Kötümser olmak birçok neden var. Öte yandan bu görüşmelerin gerek İsrail gerekse Filistin yönetimi açısından kaçırılmaması gereken son bir fırsat teşkil ettiğini de kabul etmek gerekiyor. Zira Ortadoğu'da bugün tarih yeniden yazılıyor ve bildiğimiz sınırlar ve güç dengeleri hızla değişiyor. Suriye ve Irak'ın parçalanma sürecinden tutun, Mısır'da potansiyel iç savaş ve nükleer silah elde etmiş bir İran'a kadar giden bir kaos ve belirsizlik var karşımızda. Bu tablo içinde İsrail her ne kadar bugün içine kapanmış ve kendi sorunlarıyla meşgul gibi görünüyor olsa da, Filistin meselesini halletmek ve sınırlarını garantiye almak ülkenin uzun dönem ulusal çıkarları açısından en temel öncelik. Bölgesel dinamikler, ülke içinde artan Arap demografi ve zaman İsrail aleyhine gelişiyor. Bu nedenle Netanyahu yönetimi yerleşim merkezleri konusunda taviz vererek beklenmedik şekilde esnek davranmaya hazır olabilir.
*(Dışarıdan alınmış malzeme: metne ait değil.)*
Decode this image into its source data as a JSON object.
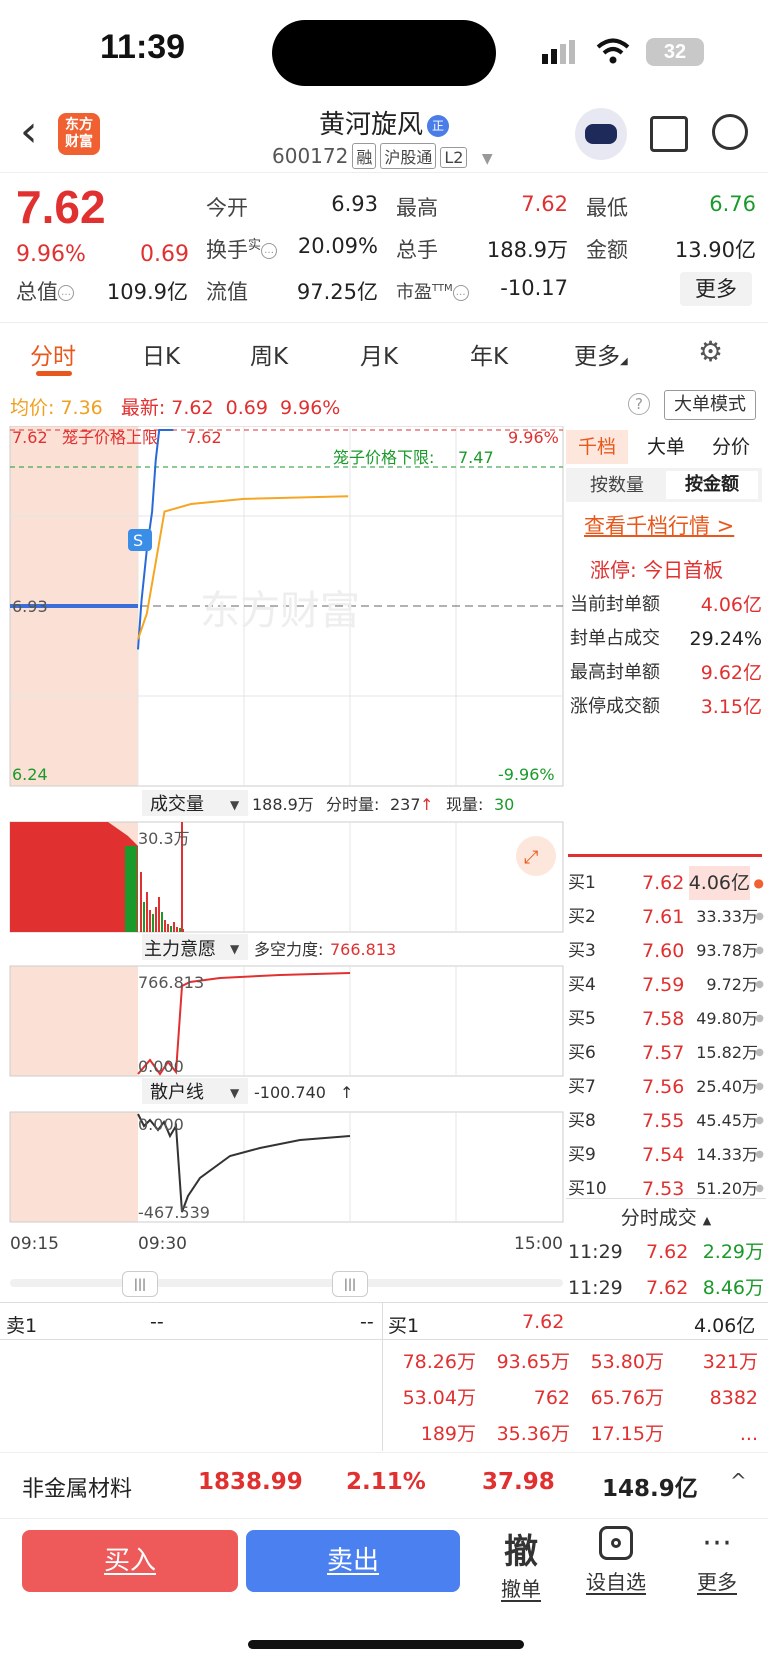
{
  "status": {
    "time": "11:39",
    "battery": "32"
  },
  "header": {
    "logo": [
      "东方",
      "财富"
    ],
    "name": "黄河旋风",
    "name_badge": "正",
    "code": "600172",
    "tags": [
      "融",
      "沪股通",
      "L2"
    ]
  },
  "quote": {
    "price": "7.62",
    "pct": "9.96%",
    "change": "0.69",
    "open_label": "今开",
    "open": "6.93",
    "high_label": "最高",
    "high": "7.62",
    "low_label": "最低",
    "low": "6.76",
    "turnover_label": "换手",
    "turnover_sup": "实",
    "turnover": "20.09%",
    "volume_label": "总手",
    "volume": "188.9万",
    "amount_label": "金额",
    "amount": "13.90亿",
    "mktcap_label": "总值",
    "mktcap": "109.9亿",
    "float_label": "流值",
    "float": "97.25亿",
    "pe_label": "市盈",
    "pe_sup": "TTM",
    "pe": "-10.17",
    "more": "更多"
  },
  "tabs": [
    "分时",
    "日K",
    "周K",
    "月K",
    "年K",
    "更多"
  ],
  "avg_row": {
    "avg_label": "均价:",
    "avg": "7.36",
    "latest_label": "最新:",
    "latest": "7.62",
    "chg": "0.69",
    "pct": "9.96%",
    "big_mode": "大单模式"
  },
  "chart": {
    "top_price": "7.62",
    "top_pct": "9.96%",
    "limit_up_label": "笼子价格上限",
    "limit_up_val": "7.62",
    "limit_down_label": "笼子价格下限:",
    "limit_down_val": "7.47",
    "mid_price": "6.93",
    "bottom_price": "6.24",
    "bottom_pct": "-9.96%",
    "watermark": "东方财富",
    "volume_label": "成交量",
    "volume_total": "188.9万",
    "fen_label": "分时量:",
    "fen_val": "237",
    "xian_label": "现量:",
    "xian_val": "30",
    "volume_max": "30.3万",
    "zhuli_label": "主力意愿",
    "duokong_label": "多空力度:",
    "duokong_val": "766.813",
    "zhuli_max": "766.813",
    "zhuli_min": "0.000",
    "sanhu_label": "散户线",
    "sanhu_val": "-100.740",
    "sanhu_max": "0.000",
    "sanhu_min": "-467.539",
    "t_start": "09:15",
    "t_open": "09:30",
    "t_end": "15:00"
  },
  "chart_data": {
    "type": "line",
    "title": "",
    "xlabel": "",
    "ylabel": "",
    "x_ticks": [
      "09:15",
      "09:30",
      "15:00"
    ],
    "y_ticks_left": [
      "7.62",
      "6.93",
      "6.24"
    ],
    "y_ticks_right": [
      "9.96%",
      "-9.96%"
    ],
    "ylim": [
      6.24,
      7.62
    ],
    "series": [
      {
        "name": "",
        "x": [
          "09:30",
          "09:32",
          "09:35",
          "09:38",
          "09:40",
          "09:42",
          "09:45",
          "09:50"
        ],
        "values": [
          6.76,
          6.95,
          7.15,
          7.3,
          7.5,
          7.62,
          7.62,
          7.62
        ]
      },
      {
        "name": "均价",
        "x": [
          "09:30",
          "09:35",
          "09:40",
          "09:45",
          "10:00",
          "10:30",
          "11:29"
        ],
        "values": [
          6.8,
          6.9,
          7.1,
          7.3,
          7.33,
          7.35,
          7.36
        ]
      }
    ]
  },
  "side": {
    "tabs": [
      "千档",
      "大单",
      "分价"
    ],
    "sub_tabs": [
      "按数量",
      "按金额"
    ],
    "link": "查看千档行情 >",
    "zt_label": "涨停:",
    "zt_val": "今日首板",
    "rows": [
      {
        "label": "当前封单额",
        "val": "4.06亿"
      },
      {
        "label": "封单占成交",
        "val": "29.24%"
      },
      {
        "label": "最高封单额",
        "val": "9.62亿"
      },
      {
        "label": "涨停成交额",
        "val": "3.15亿"
      }
    ],
    "bids": [
      {
        "label": "买1",
        "price": "7.62",
        "vol": "4.06亿"
      },
      {
        "label": "买2",
        "price": "7.61",
        "vol": "33.33万"
      },
      {
        "label": "买3",
        "price": "7.60",
        "vol": "93.78万"
      },
      {
        "label": "买4",
        "price": "7.59",
        "vol": "9.72万"
      },
      {
        "label": "买5",
        "price": "7.58",
        "vol": "49.80万"
      },
      {
        "label": "买6",
        "price": "7.57",
        "vol": "15.82万"
      },
      {
        "label": "买7",
        "price": "7.56",
        "vol": "25.40万"
      },
      {
        "label": "买8",
        "price": "7.55",
        "vol": "45.45万"
      },
      {
        "label": "买9",
        "price": "7.54",
        "vol": "14.33万"
      },
      {
        "label": "买10",
        "price": "7.53",
        "vol": "51.20万"
      }
    ],
    "fen_title": "分时成交",
    "trades": [
      {
        "time": "11:29",
        "price": "7.62",
        "vol": "2.29万"
      },
      {
        "time": "11:29",
        "price": "7.62",
        "vol": "8.46万"
      }
    ]
  },
  "book": {
    "sell_label": "卖1",
    "sell_price": "--",
    "sell_vol": "--",
    "buy_label": "买1",
    "buy_price": "7.62",
    "buy_vol": "4.06亿",
    "queue": [
      [
        "78.26万",
        "93.65万",
        "53.80万",
        "321万"
      ],
      [
        "53.04万",
        "762",
        "65.76万",
        "8382"
      ],
      [
        "189万",
        "35.36万",
        "17.15万",
        "..."
      ]
    ]
  },
  "industry": {
    "name": "非金属材料",
    "index": "1838.99",
    "pct": "2.11%",
    "chg": "37.98",
    "amount": "148.9亿"
  },
  "actions": {
    "buy": "买入",
    "sell": "卖出",
    "cancel_big": "撤",
    "cancel": "撤单",
    "watch": "设自选",
    "more": "更多"
  }
}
Peki ya Filistin cephesinde durum nasıl? Burada en büyük mesele Mahmut Abbas'ın temsiliyet ve meşruiyet sorunu. Bilindiği gibi Filistin'de ikili bir yapı var. Hamas Gazze'de halen iktidarda. Bu şartlar altında Abbas'ın imzaladığı bir anlaşma sadece kendi yönetimi atında olan El Fetih ve Batı Şeria'yı bağlayıcı olacak. Hamas'ın temsil edilmediği bir barış bu nedenle kalıcı olmayacak. Hamas'ın İsrail konusundaki söylemini değiştirerek masaya oturması hem İsrail hem de ABD açısından elzem. Peki, Hamas buna yanaşır mı? Hamas'ın Müslüman Kardeşler'in Filistin cephesi olduğunu hatırlamakta yarar var. Son dönemdeki bölgesel gelişmeler Hamas lehine değil. Hamas'ın Kahire'deki en önemli dostu Mursi darbe sonucu artık iktidarda değil. Suriye'deki gelişmeler de Hamas'ın hesaplarını altüst etti. Şii cephesinde Şam ve Tahran ile köprüleri atan Hamas için bölge genelinde tek sağlam dayanak artık Türkiye.
İşte bu nedenle şu anda Ankara'nın önünde ciddi bir Hamas fırsatı var. Bölgede bir süredir yalnız kalan Türkiye için Ortadoğu barış sürecinde yeniden aktör haline gelmenin yolu Gazze'den geçiyor. Hamas'ı barış sürecinde masaya getirmek Türkiye'nin bölgesel prestijini yeniden artıracak, İsrail ile pazarlık sürecinde elini güçlendirecek ve ABD ile ilişkilere olumlu etkide bulunacaktır. Umarız Ankara bu fırsatı kaçırmaz.